Tracking down the virus will be a tedious task.
The team, which has arrived in Wuhan, according to official broadcaster CGTN, will be faced with a city that has changed radically since the virus first appeared in late 2019. The city, which was locked down on January 23 last year and became the symbol of the virus’s devastation, stopped a year later by Chinese officials as a success story in overcoming the virus – a city reborn.
WHO experts have decades of experience in research into viruses, animal health and disease control. They come from the UK, Germany, Japan, Russia, the US and other countries. Peter Daszak, a British disease ecologist, and Hung Nguyen, a Vietnamese scientist studying zoonotic diseases, are among the team members.
However, finding the source of the virus, which has killed nearly two million people worldwide and infected more than 92 million as of Thursday, will be arduous. While experts believe the virus came naturally from animals, possibly bats, little else is known.
The team is expected to investigate the earliest reported cases of the virus in China and, most likely, to examine data from samples collected in a sprawling wet market in Wuhan that sold game meat and live animals. Many of the first reported infections have been traced there.
How much access the team in China gets will be crucial, according to public health experts.
You should be able to review all of the data collected by the Chinese Center for Disease Control on the outbreak, “including contact tracing, environmental sampling, genetic sequences and patient zero identification,” said Raina MacIntyre, director of biosecurity programs at the University of New’s Kirby Institute South Wales in Sydney, Australia. “It is important to do this comprehensively and transparently.”
The health department has not specified how long the examination will take, nor has published a detailed itinerary for the team’s visit.
Marion Koopmans, a Dutch virologist on the WHO team, said the study was a “long-term project”.
“We will summarize and discuss all the scientific information that has already been collected by our colleagues in China:” What does this tell us? “She said in a recent interview with CGTN, the Chinese international broadcaster.” Is there any information we’d like to add? How could that be done? “
The team must bypass attempts to politicize its investigation.
The pandemic has damaged China’s reputation, and many foreign governments are still angry that Beijing did nothing more to contain the crisis at its earliest stages. Chinese propagandists are therefore trying to use the WHO investigation to strengthen China’s image and portray the country as a mature superpower.
“China is open, frank and righteous,” Xinhua, the official news agency, said in a comment on the investigation on Wednesday.
The WHO itself has also been under attack by the Trump administration for appearing to bow to the will of China, despite criticism of the United States for its ineffective response to the pandemic. Before the team landed, Secretary of State Mike Pompeo said on Twitter Tuesday, “The @WHO has been corrupted and bought cheap by China’s influence. WHO investigators still have no access to Wuhan – a year after the first cases were reported? “
On the same day, Global Times, a national tabloid, wrote that the upcoming visit showed that China “has always sought to contribute to the global fight against the pandemic with a transparent, responsible attitude and a spirit of respect for science.”
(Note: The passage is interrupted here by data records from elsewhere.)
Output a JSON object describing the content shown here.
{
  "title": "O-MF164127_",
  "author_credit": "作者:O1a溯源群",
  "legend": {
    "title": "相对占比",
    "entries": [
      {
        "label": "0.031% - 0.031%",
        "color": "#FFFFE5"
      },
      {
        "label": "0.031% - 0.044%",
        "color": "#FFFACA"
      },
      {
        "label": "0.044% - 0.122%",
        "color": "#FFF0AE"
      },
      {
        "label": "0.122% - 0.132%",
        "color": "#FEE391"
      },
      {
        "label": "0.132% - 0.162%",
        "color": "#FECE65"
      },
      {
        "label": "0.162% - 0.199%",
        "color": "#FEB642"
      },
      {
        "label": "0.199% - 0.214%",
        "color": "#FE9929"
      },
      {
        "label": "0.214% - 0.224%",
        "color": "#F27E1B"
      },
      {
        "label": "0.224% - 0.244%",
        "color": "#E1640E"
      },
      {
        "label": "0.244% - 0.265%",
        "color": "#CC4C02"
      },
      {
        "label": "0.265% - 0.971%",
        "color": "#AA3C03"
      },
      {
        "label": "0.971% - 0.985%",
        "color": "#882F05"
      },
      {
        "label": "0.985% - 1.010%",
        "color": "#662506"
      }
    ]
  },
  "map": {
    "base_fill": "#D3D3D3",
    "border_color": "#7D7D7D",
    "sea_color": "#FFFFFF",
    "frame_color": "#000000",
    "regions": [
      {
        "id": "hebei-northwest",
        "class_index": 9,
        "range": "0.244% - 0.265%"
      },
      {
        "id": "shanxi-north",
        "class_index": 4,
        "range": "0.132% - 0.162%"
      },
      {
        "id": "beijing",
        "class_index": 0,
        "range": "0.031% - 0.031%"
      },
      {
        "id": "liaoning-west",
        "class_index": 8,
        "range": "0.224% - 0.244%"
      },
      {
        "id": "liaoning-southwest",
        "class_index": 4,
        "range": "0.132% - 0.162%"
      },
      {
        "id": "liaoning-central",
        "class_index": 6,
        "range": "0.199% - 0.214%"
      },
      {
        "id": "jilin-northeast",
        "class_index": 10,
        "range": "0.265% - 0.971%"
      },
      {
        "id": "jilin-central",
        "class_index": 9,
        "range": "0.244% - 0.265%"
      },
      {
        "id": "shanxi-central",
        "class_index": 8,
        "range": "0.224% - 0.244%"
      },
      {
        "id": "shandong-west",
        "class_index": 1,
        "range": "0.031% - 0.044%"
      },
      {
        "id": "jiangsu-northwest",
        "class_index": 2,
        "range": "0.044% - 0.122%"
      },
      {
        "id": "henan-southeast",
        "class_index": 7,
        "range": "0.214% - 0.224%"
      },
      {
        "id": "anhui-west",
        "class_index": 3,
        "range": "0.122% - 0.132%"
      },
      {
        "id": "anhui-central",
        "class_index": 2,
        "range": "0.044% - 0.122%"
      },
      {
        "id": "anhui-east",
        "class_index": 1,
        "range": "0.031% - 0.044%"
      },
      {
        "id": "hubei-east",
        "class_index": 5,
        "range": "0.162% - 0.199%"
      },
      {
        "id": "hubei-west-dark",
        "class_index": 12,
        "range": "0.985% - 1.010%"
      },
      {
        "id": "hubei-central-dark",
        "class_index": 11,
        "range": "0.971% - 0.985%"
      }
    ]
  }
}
The Chinese government has tried to advance unsubstantiated theories that the virus emerged outside of China. Chinese scientists have suggested with no evidence that packaged foods from overseas could have brought the virus to China or that the pandemic could have started in India.
The heated political climate will make it difficult for WHO to conduct an independent investigation, experts say.
“The main concern here is that the origin of the outbreak has been so politicized,” said Huang, the global health expert. “That has really limited the space for independent, objective and scientific investigation of the WHO.”
Albee Zhang and Claire Fu did research.